Taking a Stand
- The first edition
- Author: Rand Paul
- Language: English
- Genre: Politics
- Publisher: Center Street
- Publication date: May 26, 2015
- Publication place: United States
- Media type: Hardcover
- Pages: 320
- ISBN: 978-1-4555-4956-6

= Taking a Stand =

2015 book by Rand Paul

Taking a Stand: Moving Beyond Partisan Politics to Unite America is a book by U.S. Senator Rand Paul of Kentucky. The book was released on May 26, 2015, by Center Street, a main publishing division of Hachette Book Group. It happened to coincide with Paul's filibuster in the United States Senate of the PATRIOT Act provisions which were expected to expire at midnight on June 1, 2015.

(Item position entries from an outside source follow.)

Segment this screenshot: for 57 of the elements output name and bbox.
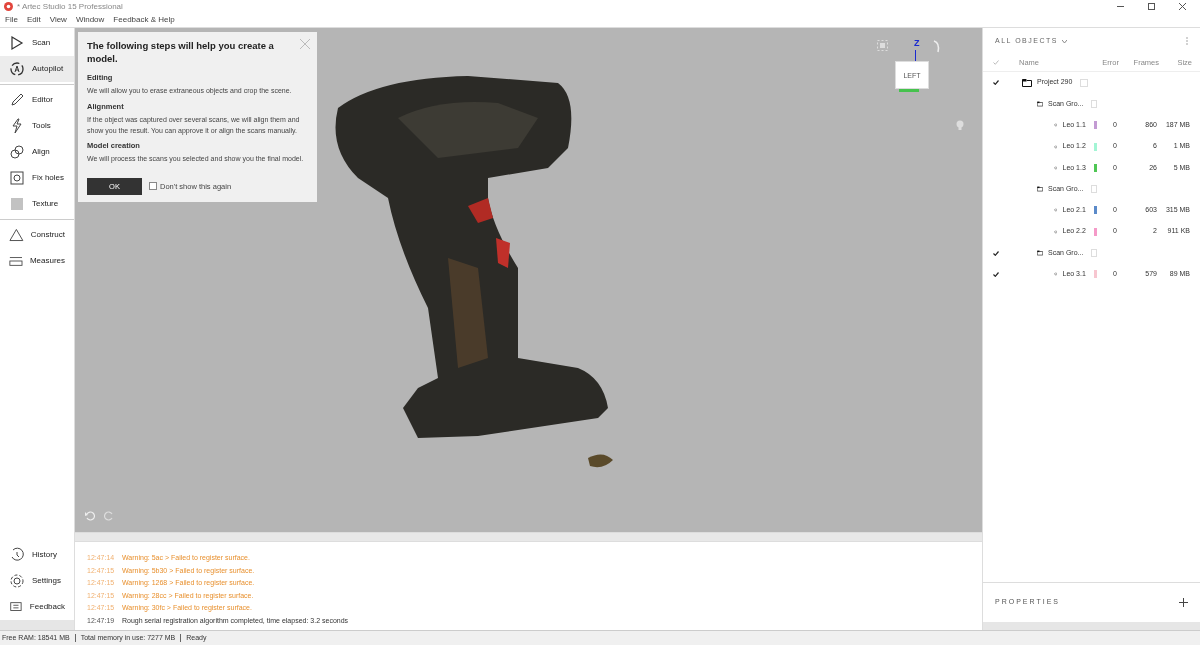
- window-title: * Artec Studio 15 Professional: [17, 0, 123, 13]
- visibility-box[interactable]: [1091, 249, 1097, 257]
- menu-item[interactable]: Edit: [26, 14, 41, 26]
- axis-label: Z: [914, 38, 920, 49]
- folder-icon: [1037, 249, 1043, 257]
- align-icon: [9, 144, 25, 160]
- maximize-icon[interactable]: [1148, 3, 1155, 10]
- checkmark-icon[interactable]: [993, 271, 999, 277]
- fit-view-icon[interactable]: [877, 40, 888, 51]
- layers-icon: [1053, 121, 1058, 130]
- folder-icon: [1037, 99, 1043, 108]
- folder-icon: [1022, 78, 1032, 87]
- color-swatch[interactable]: [1093, 142, 1097, 151]
- menu-item[interactable]: View: [49, 14, 67, 26]
- redo-icon[interactable]: [104, 511, 114, 521]
- color-swatch[interactable]: [1093, 206, 1097, 215]
- menu-item[interactable]: Feedback & Help: [113, 14, 175, 26]
- visibility-box[interactable]: [1091, 185, 1097, 194]
- visibility-box[interactable]: [1091, 99, 1097, 108]
- fix-holes-icon: [9, 170, 25, 186]
- color-swatch[interactable]: [1093, 163, 1097, 172]
- checkbox[interactable]: [149, 182, 157, 191]
- checkmark-icon[interactable]: [993, 80, 999, 86]
- add-icon[interactable]: [1179, 598, 1188, 607]
- 3d-viewport[interactable]: [75, 28, 982, 532]
- color-swatch[interactable]: [1093, 270, 1097, 279]
- collapse-handle[interactable]: [983, 622, 1200, 630]
- triangle-icon: [9, 227, 24, 243]
- check-column-icon: [993, 60, 999, 65]
- settings-icon: [9, 573, 25, 589]
- color-swatch[interactable]: [1093, 227, 1097, 236]
- visibility-box[interactable]: [1080, 78, 1089, 87]
- layers-icon: [1053, 206, 1058, 215]
- layers-icon: [1053, 142, 1058, 151]
- color-swatch[interactable]: [1093, 121, 1097, 130]
- history-icon: [9, 547, 25, 563]
- undo-icon[interactable]: [85, 511, 95, 521]
- sidebar-item[interactable]: Autopilot: [0, 56, 74, 82]
- layers-icon: [1053, 227, 1058, 236]
- folder-icon: [1037, 185, 1043, 194]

Paul had previously engaged in a filibuster of the nomination of John O. Brennan as director of the Central Intelligence Agency in 2013, which led to his campaign team coining the phrase "Stand With Rand."

==Synopsis==
The book is dedicated to Rand's wife, Kelley Paul.

The book starts with a description of Paul's filibuster and the enormous internet support he received with "millions" of tweets using the #StandWithRand hashtag.

Paul describes his early life, helping his father in the 1984 Senate election campaign and the 1988 presidential election, studying medicine, and finding the love of his life.

Paul discusses his ideas like auditing Fed, extending civil rights protections to voting right with allowing non-violent criminals vote in elections or school choice system.